Face à cette terrifiante perte de statut d’un des trois pouvoirs de la République, face à ces « dérives », quelle est la Justice rêvée par l’UMP ? Elle apparaît encore une fois au détour d’une phrase, cette fois chez Henri Guaino qui parle de la décision de mise en examen de Nicolas Sarkozy. « Cette décision est irresponsable » déclare-t-il, « elle n’a pas tenu compte des conséquences qu’elle pouvait avoir sur l’image du pays, de la République, de nos institutions ». Il oublie ainsi que le rôle d’un parquet indépendant est de ne pas tenir compte des conséquences d’une décision juste.

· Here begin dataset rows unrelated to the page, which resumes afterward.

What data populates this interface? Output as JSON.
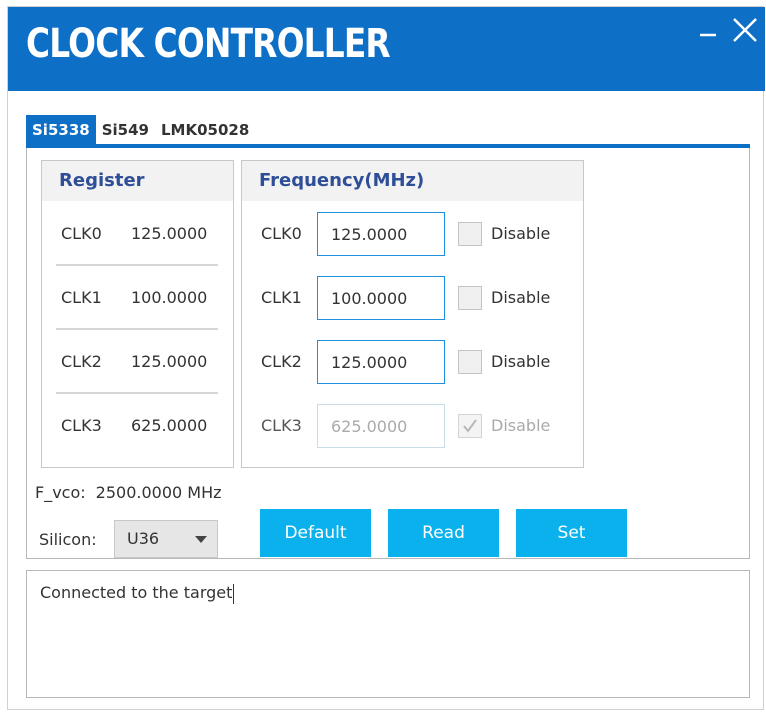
{
  "window": {
    "title": "CLOCK CONTROLLER"
  },
  "tabs": [
    {
      "label": "Si5338",
      "active": true
    },
    {
      "label": "Si549",
      "active": false
    },
    {
      "label": "LMK05028",
      "active": false
    }
  ],
  "register": {
    "header": "Register",
    "rows": [
      {
        "label": "CLK0",
        "value": "125.0000"
      },
      {
        "label": "CLK1",
        "value": "100.0000"
      },
      {
        "label": "CLK2",
        "value": "125.0000"
      },
      {
        "label": "CLK3",
        "value": "625.0000"
      }
    ]
  },
  "frequency": {
    "header": "Frequency(MHz)",
    "rows": [
      {
        "label": "CLK0",
        "value": "125.0000",
        "disable_label": "Disable",
        "checked": false,
        "enabled": true
      },
      {
        "label": "CLK1",
        "value": "100.0000",
        "disable_label": "Disable",
        "checked": false,
        "enabled": true
      },
      {
        "label": "CLK2",
        "value": "125.0000",
        "disable_label": "Disable",
        "checked": false,
        "enabled": true
      },
      {
        "label": "CLK3",
        "value": "625.0000",
        "disable_label": "Disable",
        "checked": true,
        "enabled": false
      }
    ]
  },
  "fvco": {
    "label": "F_vco:",
    "value": "2500.0000 MHz"
  },
  "silicon": {
    "label": "Silicon:",
    "selected": "U36"
  },
  "buttons": {
    "default": "Default",
    "read": "Read",
    "set": "Set"
  },
  "log": {
    "text": "Connected to the target"
  },
  "colors": {
    "titlebar": "#0e6fc7",
    "button": "#0ab1ec",
    "header_text": "#2f4e98"
  }
}
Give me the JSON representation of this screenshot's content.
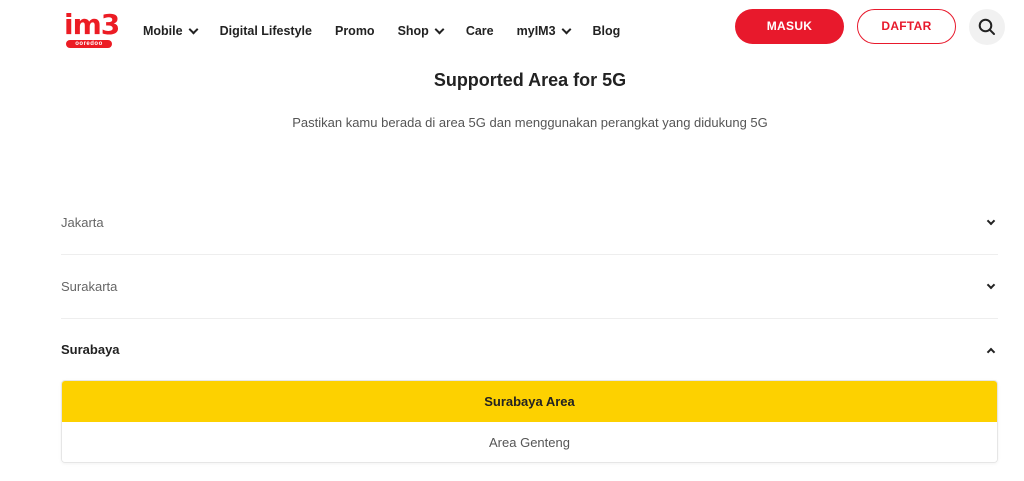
{
  "header": {
    "logo": {
      "main": "im3",
      "sub": "ooredoo"
    },
    "nav": [
      {
        "label": "Mobile",
        "has_dropdown": true
      },
      {
        "label": "Digital Lifestyle",
        "has_dropdown": false
      },
      {
        "label": "Promo",
        "has_dropdown": false
      },
      {
        "label": "Shop",
        "has_dropdown": true
      },
      {
        "label": "Care",
        "has_dropdown": false
      },
      {
        "label": "myIM3",
        "has_dropdown": true
      },
      {
        "label": "Blog",
        "has_dropdown": false
      }
    ],
    "login_label": "MASUK",
    "register_label": "DAFTAR",
    "search_icon": "search-icon"
  },
  "main": {
    "title": "Supported Area for 5G",
    "subtitle": "Pastikan kamu berada di area 5G dan menggunakan perangkat yang didukung 5G",
    "regions": [
      {
        "label": "Jakarta",
        "expanded": false
      },
      {
        "label": "Surakarta",
        "expanded": false
      },
      {
        "label": "Surabaya",
        "expanded": true
      }
    ],
    "expanded_panel": {
      "header": "Surabaya Area",
      "items": [
        "Area Genteng"
      ]
    }
  },
  "colors": {
    "brand_red": "#e8192c",
    "panel_yellow": "#fdd100"
  }
}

Nicolas Sarkozy s’est attiré le mécontentement des magistrats durant son mandat pour les mêmes raisons. Pendant cinq ans, ses interventions ont systématiquement visé à inféoder les décisions judiciaires à sa vision politique.
Au moment où 87% des français déclarent vouloir trouver « un vrai chef », l’UMP présente la vision attrayante, mais démagogique, d’une Justice suivant fidèlement le décideur politique sur la voie d’un grand idéal national. La droite et ses extrêmes en arrivent à oublier que la Justice elle-même représente un grand idéal national.